# Efi brute idling problems



## kylej1291 (Mar 21, 2010)

This is the umpteenth brute motor I've built but only the third Efi and all 3 bikes don't want to idle they all run great with plenty of power but sometimes die at idle I'm having a little trouble here so any idea are appreciated. The first 2 bikes have over 100 flawless hours on them other then the idling issue. Thanks in advance.


----------



## blue beast (Feb 16, 2010)

did you try to adjust the idle screw, i was looking on how to turn it up and somebody showed me a page out the book to turn it up a little...


----------



## kylej1291 (Mar 21, 2010)

i did not idle them up i was hoping that maybe the computer would maybe "remap" itself so to speak. had a dodge pickup that wouldnt idle after a dead battery for about 10 minutes.. but since all bikes were running perfect before the build i figured there was no need for adjustment.. but i will try it..


----------



## Daniel80 (Feb 26, 2012)

I had to advance my TPS for my 2010 750


----------



## brute for mud (Jul 15, 2010)

The Efi brute are suppose to adjust the idle themselves. I do believe


----------



## hp488 (Sep 23, 2009)

You can adjust the tps sensor. Do you have any kind of leaks around any of the boots or lines or kinked lines?


----------



## brute34 (Jan 18, 2010)

i got a 2010 750 with a full hmf system and hmf optimizer and with the optimizer on it runs fine but at idle it idles low how do you adjust that i figured u cant since it is all done by the computer


----------



## filthyredneck (Feb 10, 2010)

To adjust the TPS you'll need a T-25 tamper-resistant torx bit (the one with the hole in the center). Locate the TPS....its basically below and behind the gear shifter, loosen the two screws that hold it in place and slowly rotate it, it is slotted where the screws go through it to allow it to be clocked a decent amount in either direction. Turn it too much in either direction and it'll run like poo so pay attention to where its set at in the grooves before you try to adjust it. I can't remember which direction idles it up and which way is down...but I think clockwise idles up, just don't hold me to it. The computer doesn't compensate much at all for fuel mapping, if it did then we wouldn't all be buying programmers for our EFI's lol. Hope this helps somebody.


----------



## Leardriver (Feb 21, 2012)

What are you looking for when you rotate the TPS? Just a smoother idle?
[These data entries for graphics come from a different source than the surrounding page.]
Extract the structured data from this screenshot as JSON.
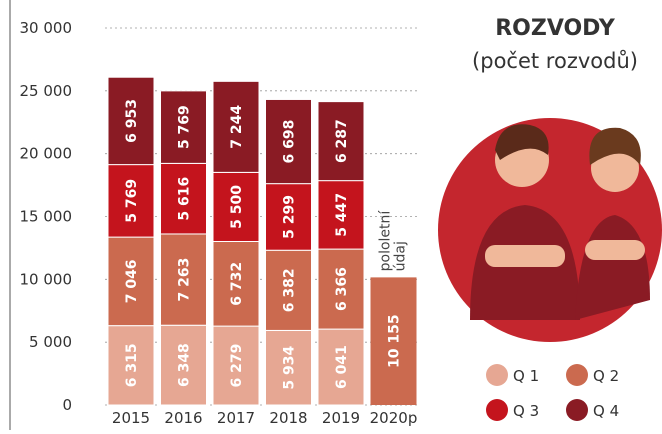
{
  "chart_data": {
    "type": "stacked-bar",
    "title": "ROZVODY",
    "subtitle": "(počet rozvodů)",
    "categories": [
      "2015",
      "2016",
      "2017",
      "2018",
      "2019",
      "2020p"
    ],
    "ylim": [
      0,
      30000
    ],
    "yticks": [
      0,
      {
        "value": 5000,
        "label": "5 000"
      },
      {
        "value": 10000,
        "label": "10 000"
      },
      {
        "value": 15000,
        "label": "15 000"
      },
      {
        "value": 20000,
        "label": "20 000"
      },
      {
        "value": 25000,
        "label": "25 000"
      },
      {
        "value": 30000,
        "label": "30 000"
      }
    ],
    "grid": true,
    "series": [
      {
        "name": "Q 1",
        "color": "#e6a793",
        "values": [
          6315,
          6348,
          6279,
          5934,
          6041,
          null
        ],
        "value_labels": [
          "6 315",
          "6 348",
          "6 279",
          "5 934",
          "6 041",
          null
        ]
      },
      {
        "name": "Q 2",
        "color": "#cb6a4f",
        "values": [
          7046,
          7263,
          6732,
          6382,
          6366,
          null
        ],
        "value_labels": [
          "7 046",
          "7 263",
          "6 732",
          "6 382",
          "6 366",
          null
        ]
      },
      {
        "name": "Q 3",
        "color": "#c4141d",
        "values": [
          5769,
          5616,
          5500,
          5299,
          5447,
          null
        ],
        "value_labels": [
          "5 769",
          "5 616",
          "5 500",
          "5 299",
          "5 447",
          null
        ]
      },
      {
        "name": "Q 4",
        "color": "#8a1b24",
        "values": [
          6953,
          5769,
          7244,
          6698,
          6287,
          null
        ],
        "value_labels": [
          "6 953",
          "5 769",
          "7 244",
          "6 698",
          "6 287",
          null
        ]
      }
    ],
    "partial": {
      "value": 10155,
      "value_label": "10 155",
      "color": "#cb6a4f",
      "note": "pololetní údaj"
    }
  }
}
Is there a volt measurement that can be taken?


----------



## Daniel80 (Feb 26, 2012)

I advanced mine forward to far and when I mashed it, it died, so I had to roll it back a lil, and I had to play with my idle air scew


----------



## countryboy61283 (Mar 20, 2010)

Where is the idle air screw


----------



## Daniel80 (Feb 26, 2012)

When you pull the battery box out, look at the base of the intake straight forward and down, there will be a brase looking flat head screw, make sure you screw it all the way in and count the rotations in before you play with it, just incase your problem turns out to be somewhere else.


----------